Bugün şirkette dolanırken aşağıda bir kebapçının flyer'ına takildi gözüm. "Espava Beyti" yazıyordu yemek çeşitleri arasında. Aldım elime baktım, kebapçının adı zaten Espava'ymış. Espava'nın -eğer varsa- açılımının ne olabileceği konusunda pek fikir yürütemedim lakin "Vay anasını" dedim kendi kendime. İstanbul'da niye yok dediğimiz Aspava bu şekilde de olsa gelmiş İstanbul'a. Ama ben olsam Ispava yapardım ismi, iki Aspava-Ankara baş harfleri uyumunu göz önüne alarak.

Gerçi Espava konsept olarak aynı değil Aspava'yla. Aspava'da yemek seçenekleriniz dürüm parantezi içinde soslu soğanlı, soslu soğansız, sossuz soğanlı ve sossuz soğansız (bunu yiyeceksen hiç yeme) kombinasyonlarından pek öteye geçemezken Espava'da perde pilavından ezogelin çorbaya varana dek bir çok seçenek mevcut.

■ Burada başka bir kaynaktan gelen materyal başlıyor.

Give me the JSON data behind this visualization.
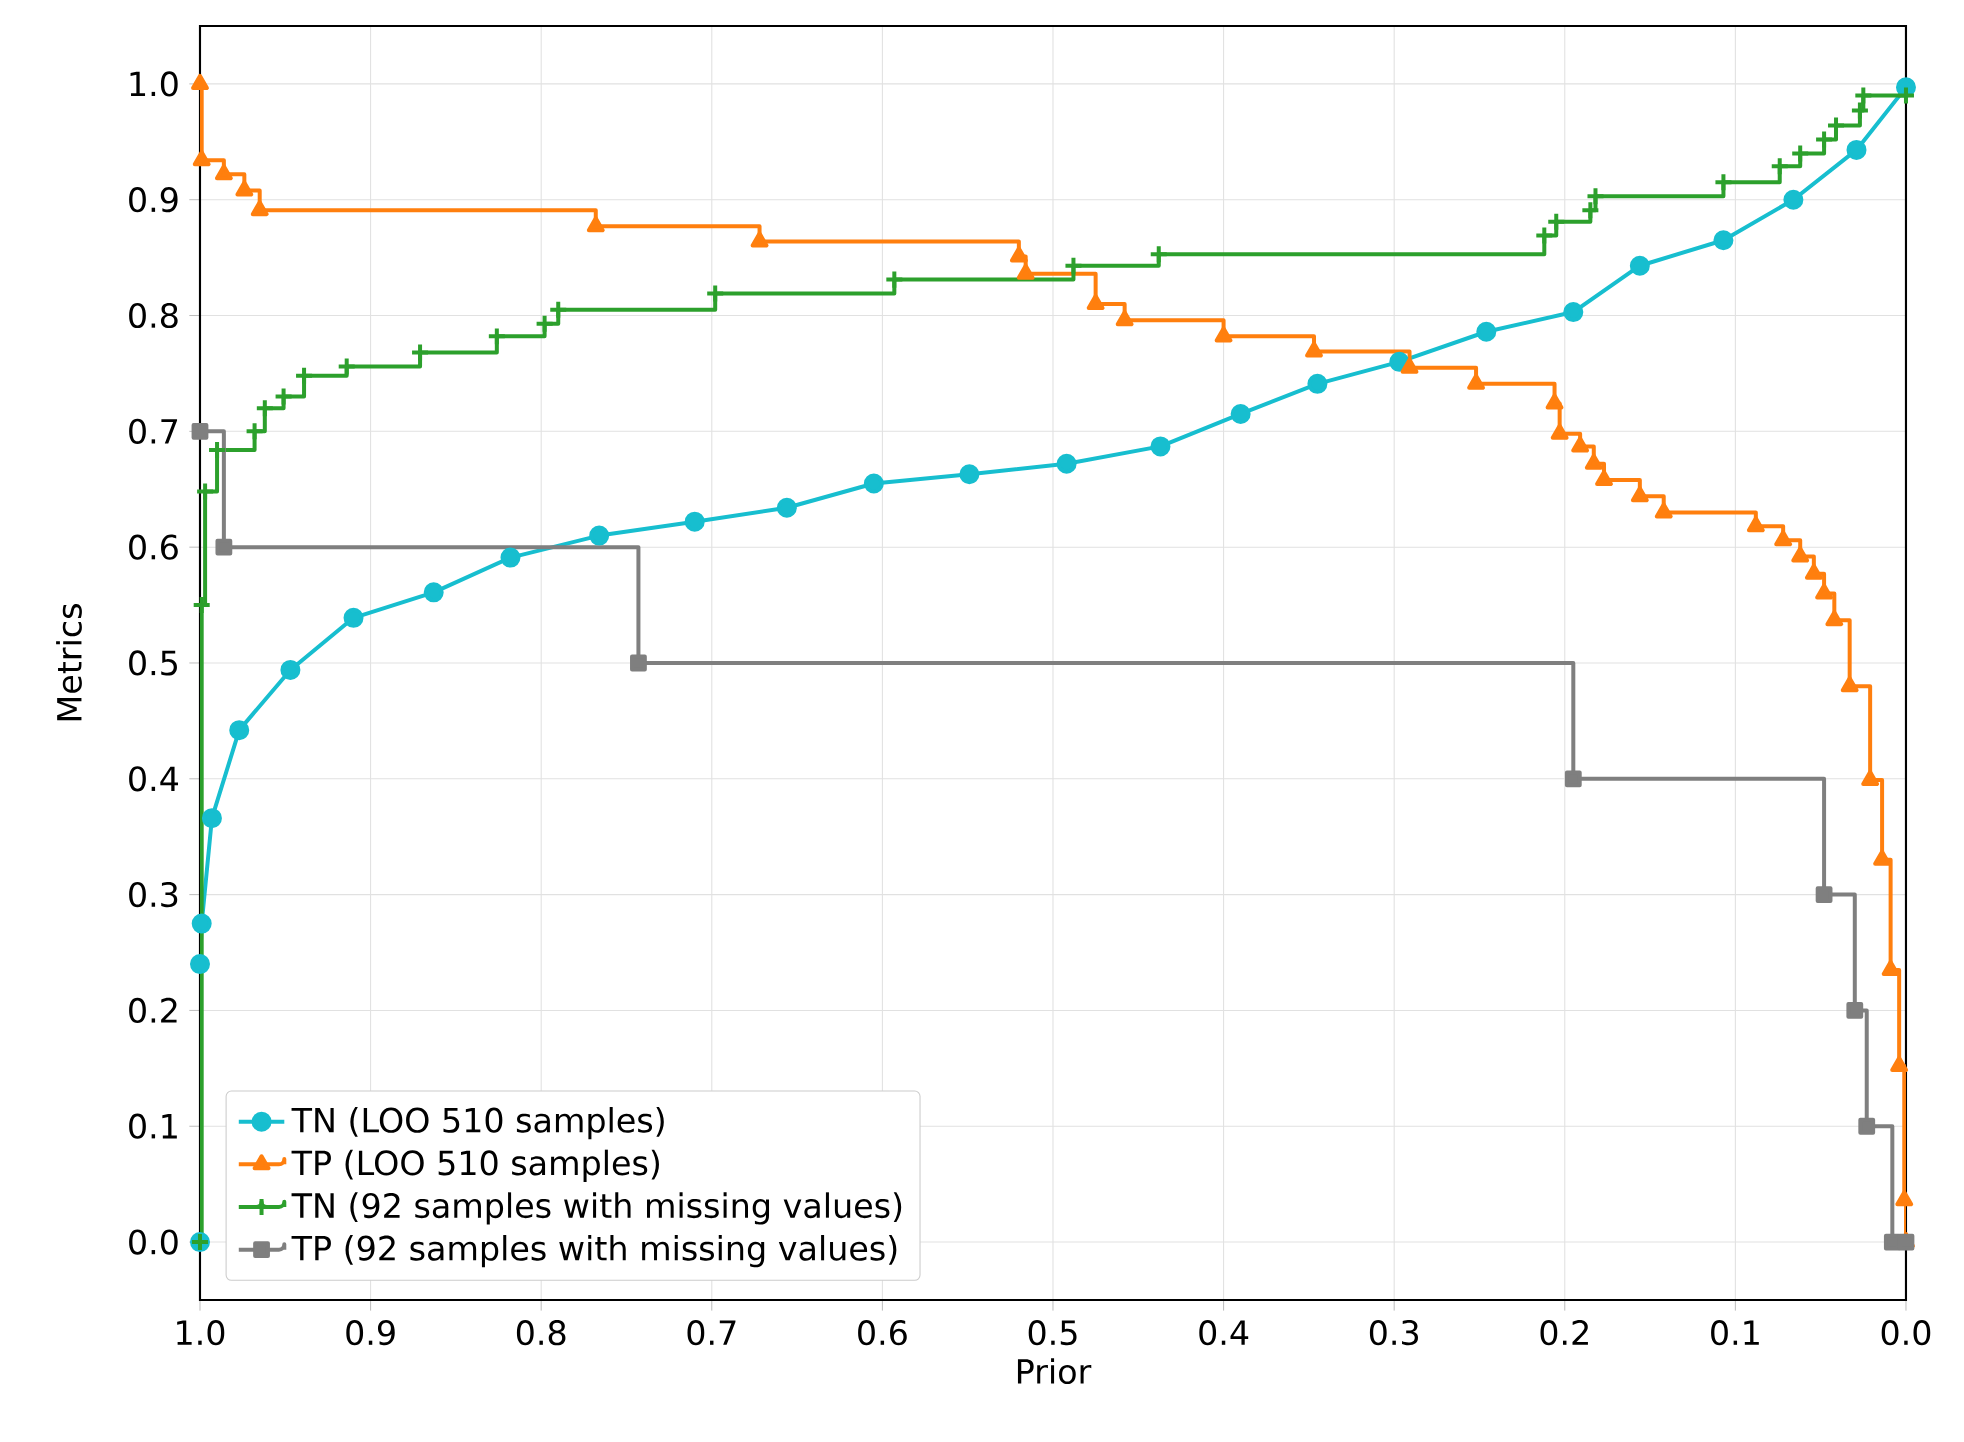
{
  "chart_data": {
    "type": "step",
    "xlabel": "Prior",
    "ylabel": "Metrics",
    "xlim": [
      1.0,
      0.0
    ],
    "ylim": [
      -0.05,
      1.05
    ],
    "xticks": [
      {
        "value": 1.0,
        "label": "1.0"
      },
      {
        "value": 0.9,
        "label": "0.9"
      },
      {
        "value": 0.8,
        "label": "0.8"
      },
      {
        "value": 0.7,
        "label": "0.7"
      },
      {
        "value": 0.6,
        "label": "0.6"
      },
      {
        "value": 0.5,
        "label": "0.5"
      },
      {
        "value": 0.4,
        "label": "0.4"
      },
      {
        "value": 0.3,
        "label": "0.3"
      },
      {
        "value": 0.2,
        "label": "0.2"
      },
      {
        "value": 0.1,
        "label": "0.1"
      },
      {
        "value": 0.0,
        "label": "0.0"
      }
    ],
    "yticks": [
      {
        "value": 0.0,
        "label": "0.0"
      },
      {
        "value": 0.1,
        "label": "0.1"
      },
      {
        "value": 0.2,
        "label": "0.2"
      },
      {
        "value": 0.3,
        "label": "0.3"
      },
      {
        "value": 0.4,
        "label": "0.4"
      },
      {
        "value": 0.5,
        "label": "0.5"
      },
      {
        "value": 0.6,
        "label": "0.6"
      },
      {
        "value": 0.7,
        "label": "0.7"
      },
      {
        "value": 0.8,
        "label": "0.8"
      },
      {
        "value": 0.9,
        "label": "0.9"
      },
      {
        "value": 1.0,
        "label": "1.0"
      }
    ],
    "grid": true,
    "legend": "bottom left",
    "series": [
      {
        "name": "TN (LOO 510 samples)",
        "type": "line",
        "marker": "circle",
        "color": "#17becf",
        "x": [
          1.0,
          1.0,
          0.999,
          0.993,
          0.977,
          0.947,
          0.91,
          0.863,
          0.818,
          0.766,
          0.71,
          0.656,
          0.605,
          0.549,
          0.492,
          0.437,
          0.39,
          0.345,
          0.297,
          0.246,
          0.195,
          0.156,
          0.107,
          0.066,
          0.029,
          0.0
        ],
        "values": [
          0.0,
          0.24,
          0.275,
          0.366,
          0.442,
          0.494,
          0.539,
          0.561,
          0.591,
          0.61,
          0.622,
          0.634,
          0.655,
          0.663,
          0.672,
          0.687,
          0.715,
          0.741,
          0.76,
          0.786,
          0.803,
          0.843,
          0.865,
          0.9,
          0.943,
          0.997
        ]
      },
      {
        "name": "TP (LOO 510 samples)",
        "marker": "triangle",
        "color": "#ff7f0e",
        "x": [
          1.0,
          0.999,
          0.986,
          0.974,
          0.965,
          0.768,
          0.672,
          0.52,
          0.516,
          0.475,
          0.458,
          0.4,
          0.347,
          0.291,
          0.252,
          0.206,
          0.203,
          0.191,
          0.183,
          0.177,
          0.156,
          0.142,
          0.088,
          0.072,
          0.062,
          0.054,
          0.048,
          0.042,
          0.033,
          0.021,
          0.014,
          0.009,
          0.004,
          0.001,
          0.0
        ],
        "values": [
          1.0,
          0.934,
          0.922,
          0.908,
          0.891,
          0.877,
          0.864,
          0.851,
          0.836,
          0.81,
          0.796,
          0.782,
          0.769,
          0.755,
          0.741,
          0.724,
          0.698,
          0.687,
          0.672,
          0.658,
          0.644,
          0.63,
          0.618,
          0.606,
          0.592,
          0.577,
          0.56,
          0.537,
          0.48,
          0.399,
          0.33,
          0.235,
          0.152,
          0.036,
          0.0
        ]
      },
      {
        "name": "TN (92 samples with missing values)",
        "marker": "cross",
        "color": "#2ca02c",
        "x": [
          1.0,
          0.999,
          0.997,
          0.99,
          0.968,
          0.962,
          0.951,
          0.939,
          0.914,
          0.871,
          0.826,
          0.798,
          0.79,
          0.698,
          0.593,
          0.488,
          0.438,
          0.212,
          0.205,
          0.185,
          0.182,
          0.107,
          0.074,
          0.062,
          0.048,
          0.041,
          0.027,
          0.025,
          0.0
        ],
        "values": [
          0.0,
          0.55,
          0.648,
          0.684,
          0.7,
          0.72,
          0.73,
          0.748,
          0.756,
          0.768,
          0.782,
          0.793,
          0.805,
          0.819,
          0.831,
          0.843,
          0.853,
          0.869,
          0.881,
          0.891,
          0.903,
          0.915,
          0.929,
          0.94,
          0.952,
          0.964,
          0.977,
          0.99,
          0.99
        ]
      },
      {
        "name": "TP (92 samples with missing values)",
        "marker": "square",
        "color": "#7f7f7f",
        "x": [
          1.0,
          0.986,
          0.743,
          0.195,
          0.048,
          0.03,
          0.023,
          0.008,
          0.0
        ],
        "values": [
          0.7,
          0.6,
          0.5,
          0.4,
          0.3,
          0.2,
          0.1,
          0.0,
          0.0
        ]
      }
    ]
  }
}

Kebapçının sahibi arkadaşlar "Ulan isimden esinlendik, bari adetler konusunda özgün olalım" diye düşünmüş olacaklar ki onlar kamyoncu sigarası ikram etmek yerine adeta kamyon yazısı gibi alt alta uzayıp giden reklam sloganları türetmeyi adet edinmişler kendilerine. (Yine ufaktan bir esinlenme olmuş yani. Aşağıda flyer'ı ve sloganları görebilirsiniz. Dayanamadım ben de kendileri için bir kaç slogan türettim. Tahmin etmeniz zor olmaz ama parantez içinde olanlar benim ürettiklerim.

Bu arada baktım da iki restoranın da reklamını yapmışım resmen.

Şu postun çıktısını alıp iki restorana da giderek önce "reklamın iyisi kötüsü olmaz" sözünün kesinlikle doğru olduğu konusunda kendilerini ikna etmeyi, sonrasında da kendime birer dürüm ısmarlatmayı planlıyorum.

Şaka maka, canım nasıl da Aspava istedi şimdi.

20101124

Yollar Gidebilsen Biter

Yol alışkanlıkları için "İnsan yaşadığı tecrübelerden ders çıkarmalı" düsturunu İstanbul'da yaşadığım (aslında yaşamayıp şehir dışına çıktığım) beşinci bayrama idrak edince İstanbul'un meşhur dönüş trafiği çilesini fazlasıyla yaşadım zamanında.

Arkadaşım bi kere trafik, tdk'daki ilk -ve bence en doğru olan- tanıma göre "Ulaşım yollarının yayalar ve her türlü taşıt tarafından kullanılması, gidiş geliş, seyrüsefer." demektir. Gider, gelirsin trafikte. Trafik durmaz. Trafik akar.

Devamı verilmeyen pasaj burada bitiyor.